3. The VM approach I already wrote about in an article earlier, puts the software you are using on the internet into an virtual machine (VM) which reduces the risk to leak information about you and the information within the VM. The drawback is that you have to configure a redirection with a packet filter or firewall on your host system and that you have to set up and configure a VM to use as an anonymous workstation. So this approach is still far from being "easy".

Which is why I want to discuss a new approach that is at least as secure as the last one above (#3) but additionally should be quite easy to use:

1. Install and start VirtualBox (at least version 4).
2. Download two virtual machine (VM) images: Tor gateway and Tor workstation
3. Start VirtualBox and import both VM images (File->Import Appliance)
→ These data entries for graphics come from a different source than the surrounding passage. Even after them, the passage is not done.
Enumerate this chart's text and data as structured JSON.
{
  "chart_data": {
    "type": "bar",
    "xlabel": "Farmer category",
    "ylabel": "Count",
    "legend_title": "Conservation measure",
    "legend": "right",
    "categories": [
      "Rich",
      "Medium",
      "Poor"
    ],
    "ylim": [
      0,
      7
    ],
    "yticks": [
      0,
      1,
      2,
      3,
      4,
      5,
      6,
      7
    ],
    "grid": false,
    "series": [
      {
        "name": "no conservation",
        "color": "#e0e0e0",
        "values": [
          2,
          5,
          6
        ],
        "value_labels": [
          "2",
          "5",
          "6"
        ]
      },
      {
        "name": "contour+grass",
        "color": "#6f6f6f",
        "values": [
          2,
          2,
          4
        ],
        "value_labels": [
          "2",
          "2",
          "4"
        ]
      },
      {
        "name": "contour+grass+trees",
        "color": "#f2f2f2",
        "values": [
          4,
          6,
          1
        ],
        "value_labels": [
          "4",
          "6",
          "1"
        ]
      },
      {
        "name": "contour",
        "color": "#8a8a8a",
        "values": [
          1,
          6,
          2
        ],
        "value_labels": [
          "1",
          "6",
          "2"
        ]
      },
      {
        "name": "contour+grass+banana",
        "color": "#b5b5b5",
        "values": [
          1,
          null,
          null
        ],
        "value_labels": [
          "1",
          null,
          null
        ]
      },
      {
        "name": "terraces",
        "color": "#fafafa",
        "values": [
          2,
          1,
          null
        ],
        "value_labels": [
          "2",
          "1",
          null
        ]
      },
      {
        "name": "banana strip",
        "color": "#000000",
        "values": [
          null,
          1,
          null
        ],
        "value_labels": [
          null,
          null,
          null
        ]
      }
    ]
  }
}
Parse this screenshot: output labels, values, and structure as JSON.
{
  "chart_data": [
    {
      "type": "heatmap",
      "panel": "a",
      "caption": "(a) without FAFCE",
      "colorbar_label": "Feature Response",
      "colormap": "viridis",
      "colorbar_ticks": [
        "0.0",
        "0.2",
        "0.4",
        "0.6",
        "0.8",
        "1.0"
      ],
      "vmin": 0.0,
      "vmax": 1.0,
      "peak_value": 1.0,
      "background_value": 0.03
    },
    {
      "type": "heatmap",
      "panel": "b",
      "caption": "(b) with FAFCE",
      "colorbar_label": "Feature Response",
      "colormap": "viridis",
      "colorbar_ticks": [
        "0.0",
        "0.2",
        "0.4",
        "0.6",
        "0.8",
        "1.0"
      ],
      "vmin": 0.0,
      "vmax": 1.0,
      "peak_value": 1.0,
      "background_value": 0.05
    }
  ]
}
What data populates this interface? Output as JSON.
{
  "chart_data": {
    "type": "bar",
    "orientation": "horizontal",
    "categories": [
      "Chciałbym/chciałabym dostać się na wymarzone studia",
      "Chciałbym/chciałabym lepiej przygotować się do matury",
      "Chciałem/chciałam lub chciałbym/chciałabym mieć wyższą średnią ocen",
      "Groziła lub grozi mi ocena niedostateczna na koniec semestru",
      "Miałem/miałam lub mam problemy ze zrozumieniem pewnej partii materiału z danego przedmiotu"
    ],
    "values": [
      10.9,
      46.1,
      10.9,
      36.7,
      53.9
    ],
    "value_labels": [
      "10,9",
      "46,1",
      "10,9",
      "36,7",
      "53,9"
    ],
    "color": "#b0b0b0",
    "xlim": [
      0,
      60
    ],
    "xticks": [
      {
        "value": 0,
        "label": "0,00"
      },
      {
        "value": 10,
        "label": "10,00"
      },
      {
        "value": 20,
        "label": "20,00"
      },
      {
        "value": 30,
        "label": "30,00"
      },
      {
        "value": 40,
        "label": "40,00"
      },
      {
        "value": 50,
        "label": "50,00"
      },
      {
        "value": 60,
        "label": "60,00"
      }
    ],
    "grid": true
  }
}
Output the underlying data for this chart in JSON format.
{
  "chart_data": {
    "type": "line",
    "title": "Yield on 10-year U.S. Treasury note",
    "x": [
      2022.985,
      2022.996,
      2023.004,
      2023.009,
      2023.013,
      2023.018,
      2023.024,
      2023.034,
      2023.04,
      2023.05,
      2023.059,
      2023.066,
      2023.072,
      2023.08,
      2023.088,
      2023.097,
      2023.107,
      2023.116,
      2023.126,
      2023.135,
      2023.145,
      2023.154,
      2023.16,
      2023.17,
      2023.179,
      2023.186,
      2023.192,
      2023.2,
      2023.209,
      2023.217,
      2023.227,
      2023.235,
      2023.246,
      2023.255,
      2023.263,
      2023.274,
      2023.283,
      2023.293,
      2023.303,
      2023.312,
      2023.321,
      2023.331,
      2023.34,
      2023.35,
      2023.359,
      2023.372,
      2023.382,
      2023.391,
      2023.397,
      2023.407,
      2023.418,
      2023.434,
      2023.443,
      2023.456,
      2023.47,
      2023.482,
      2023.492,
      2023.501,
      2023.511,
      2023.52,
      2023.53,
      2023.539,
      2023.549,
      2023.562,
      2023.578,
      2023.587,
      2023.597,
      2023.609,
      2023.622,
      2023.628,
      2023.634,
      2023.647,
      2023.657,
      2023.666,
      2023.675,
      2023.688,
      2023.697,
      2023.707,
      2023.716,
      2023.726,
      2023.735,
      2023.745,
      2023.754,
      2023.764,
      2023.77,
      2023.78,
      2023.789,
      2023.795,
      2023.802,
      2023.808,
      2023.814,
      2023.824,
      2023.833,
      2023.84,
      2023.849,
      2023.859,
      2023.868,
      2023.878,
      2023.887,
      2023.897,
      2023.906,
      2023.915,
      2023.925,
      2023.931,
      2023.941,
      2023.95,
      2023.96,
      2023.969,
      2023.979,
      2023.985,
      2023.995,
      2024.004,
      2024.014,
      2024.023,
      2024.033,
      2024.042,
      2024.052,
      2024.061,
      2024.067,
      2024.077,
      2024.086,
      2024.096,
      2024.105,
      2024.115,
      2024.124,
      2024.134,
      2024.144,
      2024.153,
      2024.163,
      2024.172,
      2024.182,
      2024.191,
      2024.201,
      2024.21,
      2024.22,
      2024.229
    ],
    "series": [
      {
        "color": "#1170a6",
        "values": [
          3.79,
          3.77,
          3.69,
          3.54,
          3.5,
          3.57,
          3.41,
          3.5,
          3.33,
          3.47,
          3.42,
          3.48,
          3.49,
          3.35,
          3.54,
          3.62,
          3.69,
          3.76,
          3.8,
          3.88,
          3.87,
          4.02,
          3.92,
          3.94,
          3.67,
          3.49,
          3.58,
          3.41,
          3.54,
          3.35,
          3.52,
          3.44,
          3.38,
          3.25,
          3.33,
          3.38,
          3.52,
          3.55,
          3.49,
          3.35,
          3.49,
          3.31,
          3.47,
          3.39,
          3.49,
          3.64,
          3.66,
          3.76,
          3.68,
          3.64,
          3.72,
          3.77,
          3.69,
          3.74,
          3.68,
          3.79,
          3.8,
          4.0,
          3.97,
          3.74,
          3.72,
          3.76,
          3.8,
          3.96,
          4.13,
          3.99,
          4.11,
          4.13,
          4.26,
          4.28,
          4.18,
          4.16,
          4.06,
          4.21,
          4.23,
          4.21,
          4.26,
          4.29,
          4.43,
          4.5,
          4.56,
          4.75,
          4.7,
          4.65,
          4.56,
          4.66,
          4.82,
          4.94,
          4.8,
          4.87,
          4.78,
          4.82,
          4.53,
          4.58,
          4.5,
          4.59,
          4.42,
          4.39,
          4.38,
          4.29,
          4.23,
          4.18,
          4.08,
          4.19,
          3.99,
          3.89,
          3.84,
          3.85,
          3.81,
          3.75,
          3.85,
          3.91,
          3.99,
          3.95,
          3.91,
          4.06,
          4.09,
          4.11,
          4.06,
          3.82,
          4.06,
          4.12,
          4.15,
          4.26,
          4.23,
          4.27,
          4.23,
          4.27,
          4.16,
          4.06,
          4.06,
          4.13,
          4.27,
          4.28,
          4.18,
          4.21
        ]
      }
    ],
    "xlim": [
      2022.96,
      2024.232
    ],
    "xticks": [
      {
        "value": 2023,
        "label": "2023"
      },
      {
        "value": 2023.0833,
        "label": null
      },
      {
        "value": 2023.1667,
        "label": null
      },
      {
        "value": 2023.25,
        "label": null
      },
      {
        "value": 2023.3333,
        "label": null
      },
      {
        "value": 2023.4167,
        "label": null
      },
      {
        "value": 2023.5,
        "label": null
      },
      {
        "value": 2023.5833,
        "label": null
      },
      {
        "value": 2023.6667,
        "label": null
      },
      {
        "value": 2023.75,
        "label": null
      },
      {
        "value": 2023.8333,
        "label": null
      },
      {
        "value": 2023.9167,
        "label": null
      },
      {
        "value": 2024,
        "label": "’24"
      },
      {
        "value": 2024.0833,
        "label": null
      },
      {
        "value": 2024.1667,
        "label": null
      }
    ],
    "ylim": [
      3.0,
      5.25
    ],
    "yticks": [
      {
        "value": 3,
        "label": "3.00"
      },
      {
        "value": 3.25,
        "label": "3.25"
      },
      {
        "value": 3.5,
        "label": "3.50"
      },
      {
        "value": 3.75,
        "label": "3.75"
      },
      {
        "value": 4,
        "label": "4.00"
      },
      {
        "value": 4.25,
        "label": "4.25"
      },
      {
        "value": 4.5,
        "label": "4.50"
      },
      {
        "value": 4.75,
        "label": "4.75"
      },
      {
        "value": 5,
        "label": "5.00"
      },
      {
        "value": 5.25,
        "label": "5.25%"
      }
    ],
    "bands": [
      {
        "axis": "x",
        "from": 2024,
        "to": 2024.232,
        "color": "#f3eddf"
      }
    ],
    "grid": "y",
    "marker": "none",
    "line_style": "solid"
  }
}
To start using the internet anonymously you just have to start both VMs Tor gateway and Tor workstation. As soon as they they finished booting, you can use the anonymous internet access through the Tor workstation. If you want to stop using the internet anonymously, just power down both VMs. The task of routing traffic through the Tor network has been moved to the Tor gateway VM. So you do not have to modify your local system any more then installing Virtualbox and importing both VMs. You do have a preconfigured Tor workstation ready to use that boots within a minute and you can be sure to anonymously use the internet. The Tor gateway runs OpenWRT Linux using just about 8Mb of disk space and 32Mb of RAM. It boots in less then 3 seconds and transparently routes all traffic generated within the Tor gateway itself and every traffic coming on the virtual internal interface "tor" through the Tor network. You do not need to do anything but start when you want to use Tor and stop the VM when you finished. The Tor workstation runs Micro Core Linux using about 120Mb of disk space and 192Mb of RAM. It boots in less then a minute and has some browsers (Firefox, Chromium and Opera) and a terminal installed. It only stores information within a session. So if you shut it down and boot it again it does not have any information about the previous session. Of course you are not forced to use the Tor workstation. You can use any other VM (Linux, Windows, AmigaOS, just any TCP/IP capable Operating System). Just configure the network settings of the VM (in Virtualbox Settings->Network->Adapter attached to internal network "tor"). Please report, if you encounter any unwanted behavior or find any problems! Also do so if you have got any suggestions to improve the VMs or this approach as a whole. Side note: The content of the communication between you (Tor workstation VM) and any receiver (e.g. a website) is necessarily only encrypted within the Tor network. So if you open an unencrypted connection to any receiver the Tor exit node which in fact opens the connection to the receiver is able to see the content of the connection. So do not send any sensible information like passwords over unencrypted connections!